GENCODE Batch VIII a: determining lncRNA transcript 5' and 3'-ends by RACE-PCR / 454 sequencing. GENCODE Batch VIII a: determining lncRNA transcript 5' and 3'-ends by RACE-PCR / 454 sequencing

As part of the ENCODE consortium the GENCODE project is producing a reference gene set through manual and automated gene prediction. In the current phase of ENCODE we have found strong evidence that many lncRNAs transcript termini are still unknown. This experiment aims to set up an experimental validation strategy to accurately determine the 5' and 3' ends of transcripts, which is based on semi-nested RACE extensions of annotated 5' and 3' ends followed by high throughput sequencing. A total of 400 highly expressed lncRNA transcript models from Gencode 7 which did not have any CAGE/PET support were selected as the test set whereas 25 transcripts with transcript start site (TSS) supported by CAGE tags and transcript termination site (TTS) supported by PET ditags formed the positive control set. Transcript ends were amplified by RACE-PCR from brain and testis RNA samples and sequenced using the Roche 454 platform. The sequencing was performed at the Andalusian Human Genome Sequencing Centre (CASEGH), Seville, Spain.

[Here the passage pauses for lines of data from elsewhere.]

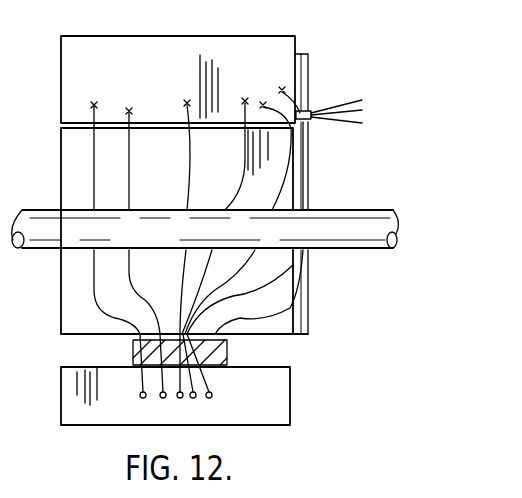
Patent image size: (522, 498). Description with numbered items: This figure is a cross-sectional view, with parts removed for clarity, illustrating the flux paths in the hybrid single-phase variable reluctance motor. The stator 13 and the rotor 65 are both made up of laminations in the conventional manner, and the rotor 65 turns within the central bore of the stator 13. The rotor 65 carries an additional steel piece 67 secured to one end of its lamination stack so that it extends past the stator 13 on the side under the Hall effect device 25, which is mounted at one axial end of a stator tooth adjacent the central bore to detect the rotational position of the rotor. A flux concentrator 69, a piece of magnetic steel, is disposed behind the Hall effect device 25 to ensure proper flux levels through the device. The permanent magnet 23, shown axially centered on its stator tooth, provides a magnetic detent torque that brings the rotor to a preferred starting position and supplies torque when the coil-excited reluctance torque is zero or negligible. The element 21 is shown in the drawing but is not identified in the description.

The stator 13 is at (233, 36).
The rotor 65 is at (61, 287).
The flux concentrator 69 is at (308, 72).
The Hall effect device 25 is at (313, 112).
The steel piece 67 is at (309, 186).
The pipe 21 is at (366, 250).
The permanent magnet 23 is at (228, 360).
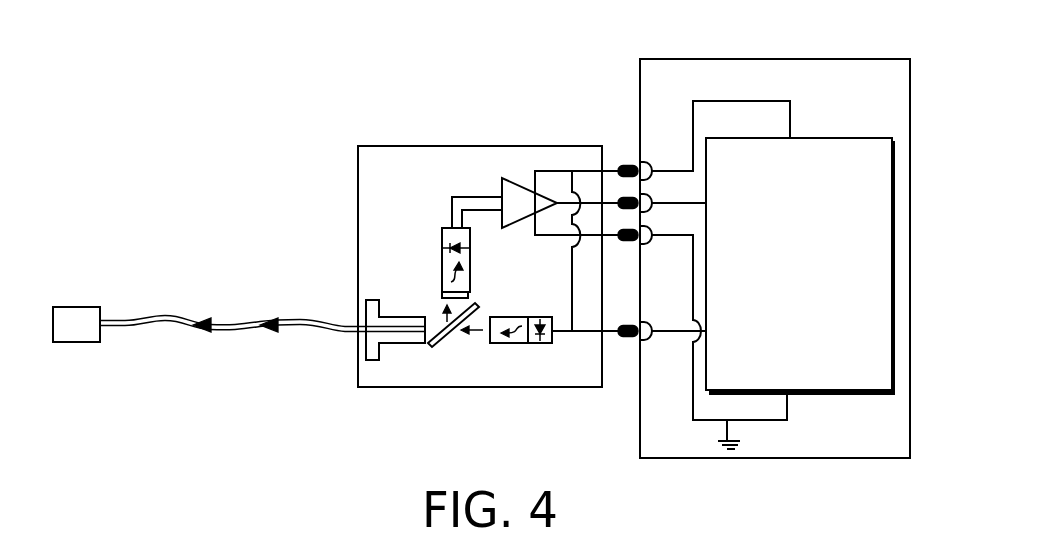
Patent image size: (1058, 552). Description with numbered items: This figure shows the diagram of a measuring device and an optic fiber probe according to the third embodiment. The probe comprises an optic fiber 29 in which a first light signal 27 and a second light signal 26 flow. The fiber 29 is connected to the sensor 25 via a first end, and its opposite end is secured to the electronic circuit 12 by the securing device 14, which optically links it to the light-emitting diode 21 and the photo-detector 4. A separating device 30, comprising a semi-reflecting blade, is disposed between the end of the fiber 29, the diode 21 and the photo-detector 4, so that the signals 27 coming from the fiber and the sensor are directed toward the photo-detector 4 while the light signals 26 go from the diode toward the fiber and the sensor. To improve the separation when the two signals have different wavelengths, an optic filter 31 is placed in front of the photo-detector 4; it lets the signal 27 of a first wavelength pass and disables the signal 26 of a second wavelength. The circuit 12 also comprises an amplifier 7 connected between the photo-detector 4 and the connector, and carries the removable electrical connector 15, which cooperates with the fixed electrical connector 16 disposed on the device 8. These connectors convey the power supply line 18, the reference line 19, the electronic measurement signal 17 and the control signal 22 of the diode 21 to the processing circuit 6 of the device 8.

The photo-detector 4 is at (440, 228).
The processing circuit 6 is at (848, 138).
The amplifier 7 is at (507, 178).
The device 8 is at (826, 59).
The electronic circuit 12 is at (388, 146).
The maintaining device 14 is at (360, 305).
The removable electrical connector 15 is at (622, 164).
The fixed electrical connector 16 is at (650, 162).
The electronic measurement signal 17 is at (668, 200).
The power supply line 18 is at (555, 170).
The reference line 19 is at (790, 416).
The light-emitting diode 21 is at (508, 345).
The control signal 22 is at (583, 338).
The sensor 25 is at (78, 318).
The second light signal 26 is at (272, 318).
The first light signal 27 is at (203, 318).
The optic fiber 29 is at (137, 317).
The separating device 30 is at (445, 355).
The optic filter 31 is at (442, 293).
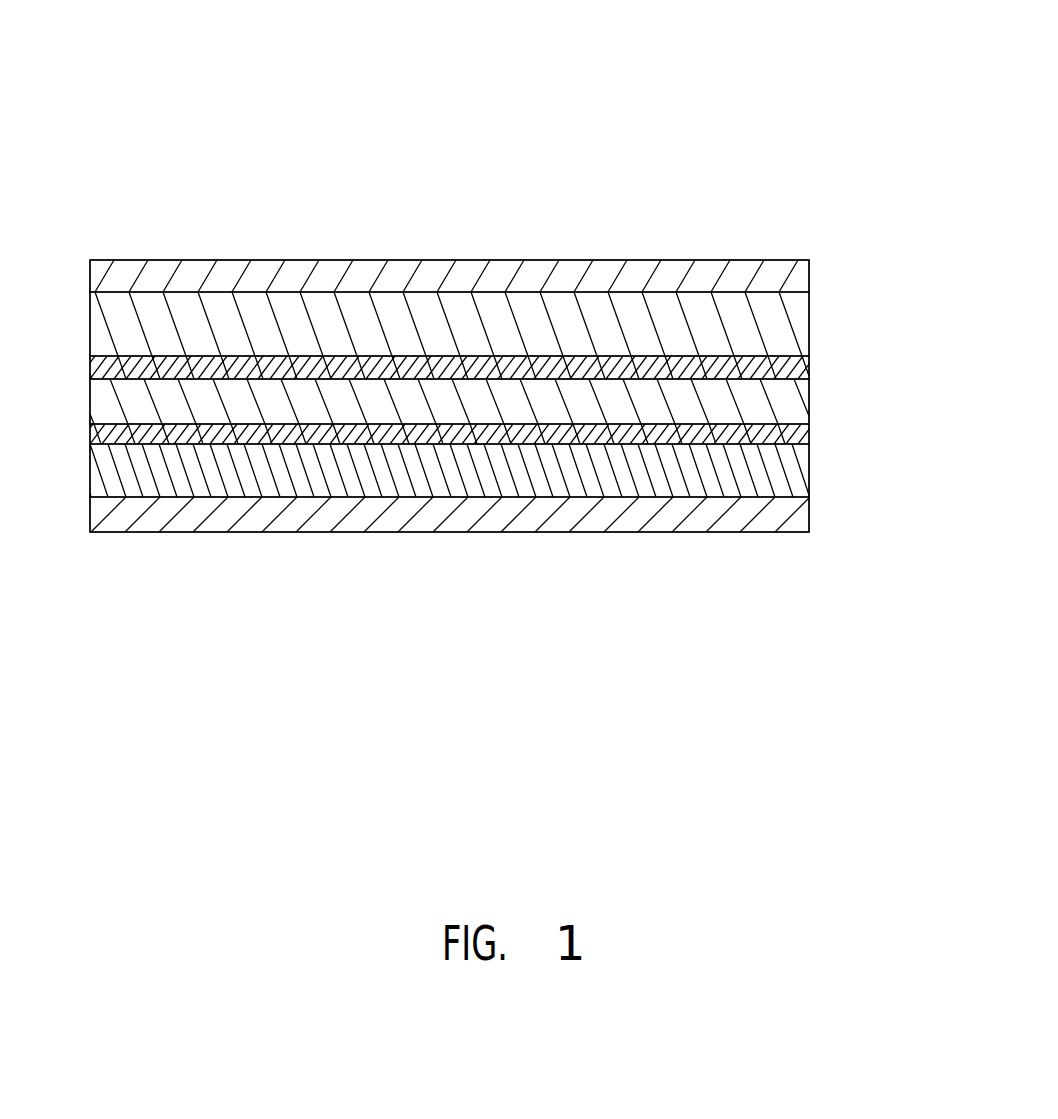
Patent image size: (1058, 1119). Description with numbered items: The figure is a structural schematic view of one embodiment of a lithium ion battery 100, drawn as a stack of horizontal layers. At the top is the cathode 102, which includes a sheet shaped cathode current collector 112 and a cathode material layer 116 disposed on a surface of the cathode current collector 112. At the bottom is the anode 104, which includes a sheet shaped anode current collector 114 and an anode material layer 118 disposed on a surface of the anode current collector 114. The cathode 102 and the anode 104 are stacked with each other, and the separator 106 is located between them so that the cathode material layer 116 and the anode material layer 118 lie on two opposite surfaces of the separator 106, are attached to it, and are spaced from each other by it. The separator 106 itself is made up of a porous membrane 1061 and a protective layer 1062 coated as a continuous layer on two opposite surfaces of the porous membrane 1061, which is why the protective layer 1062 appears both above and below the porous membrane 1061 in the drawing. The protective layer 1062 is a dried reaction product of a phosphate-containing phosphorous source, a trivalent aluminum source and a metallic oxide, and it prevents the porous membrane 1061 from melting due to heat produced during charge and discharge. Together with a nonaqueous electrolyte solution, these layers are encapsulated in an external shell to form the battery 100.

The lithium ion battery 100 is at (511, 128).
The cathode 102 is at (873, 215).
The cathode current collector 112 is at (782, 273).
The cathode material layer 116 is at (787, 318).
The separator 106 is at (888, 350).
The protective layer 1062 is at (797, 374).
The porous membrane 1061 is at (797, 411).
The anode 104 is at (878, 462).
The anode material layer 118 is at (798, 481).
The anode current collector 114 is at (797, 512).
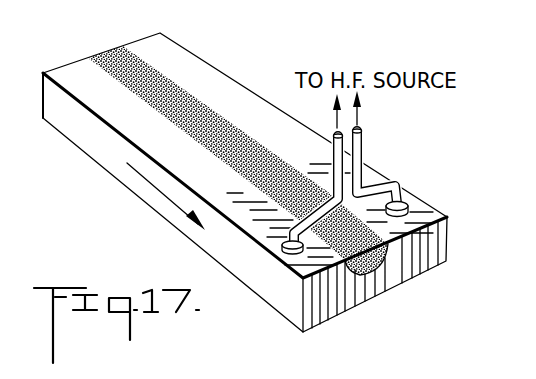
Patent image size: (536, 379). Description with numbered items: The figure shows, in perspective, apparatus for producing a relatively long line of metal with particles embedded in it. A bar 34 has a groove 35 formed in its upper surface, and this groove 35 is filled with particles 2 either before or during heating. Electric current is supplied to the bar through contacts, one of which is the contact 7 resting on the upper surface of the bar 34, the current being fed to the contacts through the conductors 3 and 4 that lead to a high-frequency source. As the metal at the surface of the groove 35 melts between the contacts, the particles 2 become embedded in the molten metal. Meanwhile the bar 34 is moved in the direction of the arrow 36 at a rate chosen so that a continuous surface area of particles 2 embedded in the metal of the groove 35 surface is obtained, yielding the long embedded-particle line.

The particles 2 is at (115, 63).
The bar 34 is at (238, 97).
The arrow 36 is at (203, 248).
The groove 35 is at (383, 272).
The conductor 3 is at (333, 148).
The conductor 4 is at (362, 147).
The contact 7 is at (285, 258).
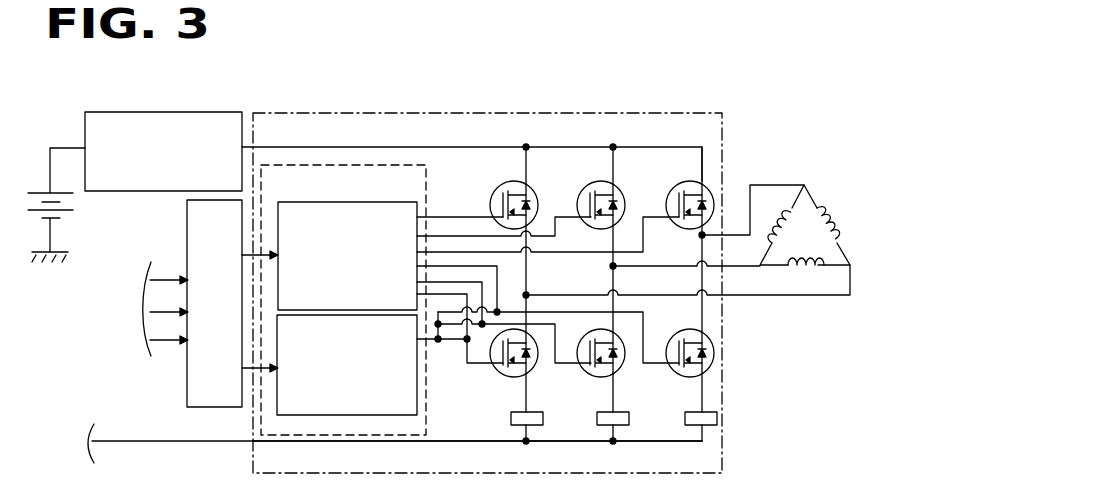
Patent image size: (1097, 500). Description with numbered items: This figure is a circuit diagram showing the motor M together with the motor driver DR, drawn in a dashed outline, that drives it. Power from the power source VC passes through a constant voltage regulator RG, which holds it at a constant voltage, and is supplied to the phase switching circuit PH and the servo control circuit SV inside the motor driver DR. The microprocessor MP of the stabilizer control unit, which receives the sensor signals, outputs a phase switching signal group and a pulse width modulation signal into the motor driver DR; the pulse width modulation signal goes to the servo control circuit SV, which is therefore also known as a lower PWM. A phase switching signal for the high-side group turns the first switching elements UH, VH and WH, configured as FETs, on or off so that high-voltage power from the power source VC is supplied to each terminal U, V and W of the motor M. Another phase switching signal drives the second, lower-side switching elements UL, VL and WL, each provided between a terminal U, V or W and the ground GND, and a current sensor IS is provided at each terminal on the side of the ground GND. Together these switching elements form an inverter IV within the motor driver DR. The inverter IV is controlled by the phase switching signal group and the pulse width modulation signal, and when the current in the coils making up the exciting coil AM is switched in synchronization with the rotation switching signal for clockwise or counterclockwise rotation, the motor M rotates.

The motor driver DR is at (562, 113).
The constant voltage regulator RG is at (147, 112).
The power source VC is at (54, 247).
The ground GND is at (354, 442).
The microprocessor MP is at (187, 378).
The phase switching circuit PH is at (355, 202).
The servo control circuit SV is at (310, 415).
The first switching element UH is at (508, 194).
The first switching element VH is at (595, 194).
The first switching element WH is at (681, 194).
The second switching element UL is at (508, 369).
The second switching element VL is at (595, 369).
The second switching element WL is at (683, 369).
The current sensor IS is at (717, 415).
The terminal U is at (751, 211).
The terminal V is at (685, 256).
The terminal W is at (686, 281).
The motor M is at (794, 206).
The exciting coil AM is at (833, 208).
The inverter IV is at (580, 448).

作为ENCODE（DNA元件百科全书，Encyclopedia of DNA Elements）联盟的组成部分，GENCODE项目正通过手动与自动化基因预测手段构建参考基因集。在当前ENCODE项目阶段，我们已获取充分证据，表明众多长链非编码RNA（long non-coding RNA，lncRNA）的转录本末端仍未被探明。本实验旨在建立一套实验验证策略，以精准测定转录本的5'与3'末端：该策略以对已注释的5'、3'末端进行半嵌套式快速扩增cDNA末端（rapid amplification of cDNA ends，RACE）延伸为基础，随后开展高通量测序。我们从GENCODE 7版本中筛选出400个高表达的长链非编码RNA转录本模型作为测试集，这些模型均未获得帽式基因表达分析（cap analysis of gene expression，CAGE）标签或配对末端双标签（paired-end ditags，PET）的支持；另有25个转录本，其转录起始位点（transcript start site，TSS）得到CAGE标签支持、转录终止位点（transcript termination site，TTS）得到PET双标签支持，作为阳性对照集。研究人员从大脑与睾丸的RNA样本中，通过RACE-PCR扩增转录本末端，并使用罗氏454测序平台完成测序。测序工作由西班牙塞维利亚的安达卢西亚人类基因组测序中心（CASEGH）完成。